Only a bit more than two months ago, a new formula for Kazhdan-Lusztig
polynomials was found by Google's deep learning subsidiary: DeepMind (the same machine-learning company that wrote AlphaGo to beat humans at the board game Go). This formula is presented as Theorem 3.7 in the above-linked paper, and the authors conjectured in the same paper that the formula gives the right answer for any hypercube decomposition (which they indeed checked computationally for all of the Bruhat intervals up to $S_9$, which turned out to be more than a million of them). This conjecture which they computationally found to be very likely true, implies the combinatorial invariance conjecture for symmetric groups, which has been unproven since it was first formulated the 1980s.
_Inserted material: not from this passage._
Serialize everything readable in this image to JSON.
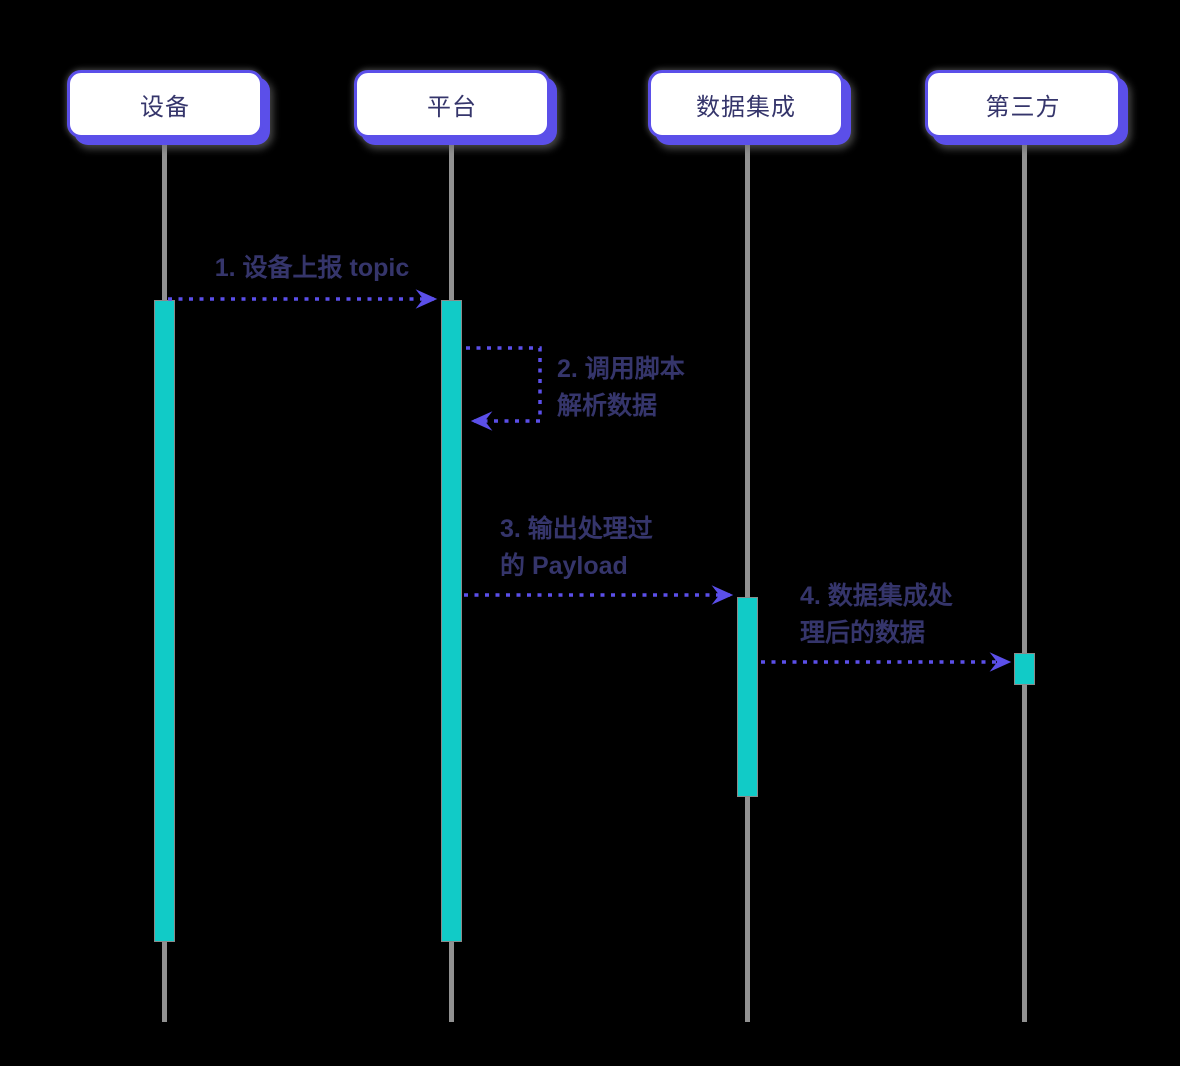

The proof of Theorem 3.7 is given in Sections 4-5 of the above-linked-paper, but and is very much a "pen-and-paper" proof, but the theorem itself was discovered amidst the training of machine learning models to predict Kazhdan-Lusztig polynomials from Bruhat graphs, in Nature (2021) "Advancing mathematics by guiding human intuition with AI" which was only published about 2 months ago (Fig 3 shows which hypercube edges are the most important ones as determined from a saliency analysis, and these turned out to be precisely the edges related to the new theorem). Carlo Beenakker called this "the first significant advance in pure mathematics generated by artificial intelligence" in the highest-voted answer to "Breakthroughs in Mathematics in 2021" on MathOverflow (an answer on which you were the first to write a comment!).
Overall, the combinatorial invariance conjecture for symmetric
groups remains unproven, but machine-learning helped to discover a "Lemma" which is very likely to be a part of the proof. I would call this a major "success of machine learning in theorem proving", but about this part of your question:
"Are there other applications of machine-learning to constructing proofs in any proof assistant that attained a success of at least this magnitude - i.e. finding somewhat better versions of existing proofs, if not entirely new proofs?"
I hope I'm wrong, but even for proofs done by theorem provers without machine learning, the ones I know were not for entirely new proofs but for finding somewhat better versions of existing proofs. In the case I described above, a new proof would rely on a Lemma which the saliency analysis (a machine learning technique borrowed from the computer vision community) was able to help find.